KUWAIT CITY, Kuwait- In an interview with the Kuwait News Agency, Sheik Dr. Mohammad Sabah Al-Salem Al-Sabah again extolled the necessity of sustainable development in the post-2015 UN development agenda. Sheik Dr. Mohammad, who has been an uncompromising economic figure in the UN and in his home country of Kuwait for years, has a history of strong rhetoric demanding evolution of the current economic model to a sustainable, adaptive, and socially responsible paradigm. “It is disgraceful that a human being could die of starvation in the 21st century,” he stated.
Sheik Dr. Mohammad graduated from Clarmont McKenna College in 1978 with a Bachelor’s Degree in Economics, and went on to earn his Masters and PhD in the same field at Harvard. Over his career, Sheik Dr. Mohammad has served as Deputy Prime Minister and Minister of Foreign Affairs to Kuwait, the second most prosperous nation in the Middle East according to the World Bank. He has been a Kuwaiti Ambassador to the US since 1993 and was made the Chairman of the Kuwait Fund for Arab Economic Development in 2003.
He is currently a member of the Board of the UN High-level Advisory Committee, after resigning from his posts in the Kuwaiti government in October of 2011, due to an environment of corruption which culminated in an abuse of funds scandal that forced many resignations and an inquisition. Many people familiar with the Kuwait government reported their belief that Sheik Dr. Mohammad remained free of blame from the scandal, and for that reason criticized his decision to leave the government, taking his unwavering morality with him. Since that time, Mohammad has been involved with the UN and is a Fellow at Oxford University.
Figures like Mohammad are always the riskiest to be allowed to rise to power because of their willingness to destroy the status quo. In a speech at the Kuwaiti Embassy in Istanbul in March of 2011, Mohammad demonstrated a strong grasp of the social, economic, environmental, and political issues facing the world in the coming decades. Being credited with setting the economic compass for Kuwait, which not only has excellent foreign relations with most major countries, but is also one of the wealthiest nations in the world, indicates he has the ability to work practical changes. However, the 2010 Vision Program – intended to diversify Kuwait’s oil-based economy – has made little progress since his departure. With the effects of the Arab Spring still echoing around the region and the Al-Sabah family strengthening their hold on power in Kuwait, economic reform may be a long time in coming.

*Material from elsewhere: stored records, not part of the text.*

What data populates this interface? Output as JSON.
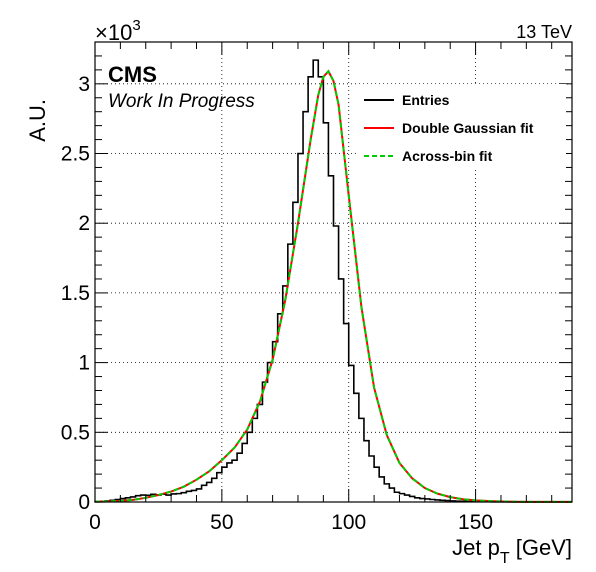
{
  "chart_data": {
    "type": "line",
    "xlabel_main": "Jet p",
    "xlabel_sub": "T",
    "xlabel_unit": " [GeV]",
    "ylabel": "A.U.",
    "y_exponent_prefix": "×10",
    "y_exponent": "3",
    "xlim": [
      0,
      188
    ],
    "ylim": [
      0,
      3.3
    ],
    "x_ticks": [
      0,
      50,
      100,
      150
    ],
    "x_tick_labels": [
      "0",
      "50",
      "100",
      "150"
    ],
    "y_ticks": [
      0,
      0.5,
      1,
      1.5,
      2,
      2.5,
      3
    ],
    "y_tick_labels": [
      "0",
      "0.5",
      "1",
      "1.5",
      "2",
      "2.5",
      "3"
    ],
    "grid": true,
    "legend_position": "top-right",
    "experiment": "CMS",
    "status": "Work In Progress",
    "energy": "13 TeV",
    "bin_width": 2,
    "series": [
      {
        "name": "Entries",
        "style": "histogram",
        "color": "#000000",
        "bin_start": 0,
        "values": [
          0.002,
          0.005,
          0.008,
          0.012,
          0.018,
          0.025,
          0.03,
          0.036,
          0.045,
          0.05,
          0.048,
          0.055,
          0.05,
          0.056,
          0.05,
          0.058,
          0.06,
          0.067,
          0.077,
          0.083,
          0.094,
          0.12,
          0.14,
          0.17,
          0.21,
          0.25,
          0.28,
          0.3,
          0.35,
          0.42,
          0.5,
          0.6,
          0.7,
          0.86,
          1.0,
          1.15,
          1.35,
          1.55,
          1.85,
          2.15,
          2.5,
          2.8,
          3.05,
          3.17,
          3.05,
          2.72,
          2.34,
          1.98,
          1.6,
          1.28,
          0.98,
          0.78,
          0.6,
          0.44,
          0.33,
          0.25,
          0.18,
          0.13,
          0.1,
          0.07,
          0.06,
          0.05,
          0.04,
          0.03,
          0.025,
          0.022,
          0.018,
          0.015,
          0.012,
          0.01,
          0.008,
          0.006,
          0.005,
          0.004,
          0.003,
          0.003,
          0.002,
          0.002,
          0.001,
          0.001,
          0.001,
          0.001,
          0.001,
          0.001,
          0.001,
          0.001,
          0.001,
          0.001,
          0.001,
          0.001,
          0.001,
          0.001,
          0.001,
          0.001
        ]
      },
      {
        "name": "Double Gaussian fit",
        "style": "line",
        "color": "#ff0000",
        "x": [
          0,
          5,
          10,
          15,
          20,
          25,
          30,
          35,
          40,
          45,
          50,
          55,
          60,
          65,
          70,
          75,
          80,
          85,
          88,
          90,
          92,
          94,
          96,
          100,
          105,
          110,
          115,
          120,
          125,
          130,
          135,
          140,
          145,
          150,
          155,
          160,
          165,
          170,
          175,
          180,
          188
        ],
        "y": [
          0.002,
          0.004,
          0.008,
          0.015,
          0.03,
          0.05,
          0.075,
          0.11,
          0.16,
          0.22,
          0.3,
          0.39,
          0.52,
          0.72,
          1.02,
          1.45,
          2.0,
          2.6,
          2.92,
          3.05,
          3.09,
          3.02,
          2.85,
          2.2,
          1.4,
          0.82,
          0.48,
          0.28,
          0.17,
          0.1,
          0.06,
          0.035,
          0.02,
          0.012,
          0.007,
          0.004,
          0.002,
          0.001,
          0.001,
          0.001,
          0.0005
        ]
      },
      {
        "name": "Across-bin fit",
        "style": "dashed",
        "color": "#00cc00",
        "x": [
          0,
          5,
          10,
          15,
          20,
          25,
          30,
          35,
          40,
          45,
          50,
          55,
          60,
          65,
          70,
          75,
          80,
          85,
          88,
          90,
          92,
          94,
          96,
          100,
          105,
          110,
          115,
          120,
          125,
          130,
          135,
          140,
          145,
          150,
          155,
          160,
          165,
          170,
          175,
          180,
          188
        ],
        "y": [
          0.002,
          0.004,
          0.008,
          0.015,
          0.03,
          0.05,
          0.075,
          0.11,
          0.16,
          0.22,
          0.3,
          0.39,
          0.52,
          0.72,
          1.02,
          1.45,
          2.0,
          2.6,
          2.92,
          3.05,
          3.09,
          3.02,
          2.85,
          2.2,
          1.4,
          0.82,
          0.48,
          0.28,
          0.17,
          0.1,
          0.06,
          0.035,
          0.02,
          0.012,
          0.007,
          0.004,
          0.002,
          0.001,
          0.001,
          0.001,
          0.0005
        ]
      }
    ]
  }
}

More than an homage to a single man, however, this article hopes to confirm the fact that the UN continues to select and heed the advice of intelligent, aware, practical people in matters of development. If at times progress toward the Millennium Goals, or toward finalizing a post-2015 agenda, seems interminably slow, keep Sheik Dr. Mohammad in mind. Know that work is being done by men and women with a self-professed obsession with perfection to solve the planet’s economic issues in a way that will encourage social, environmental, and political stability.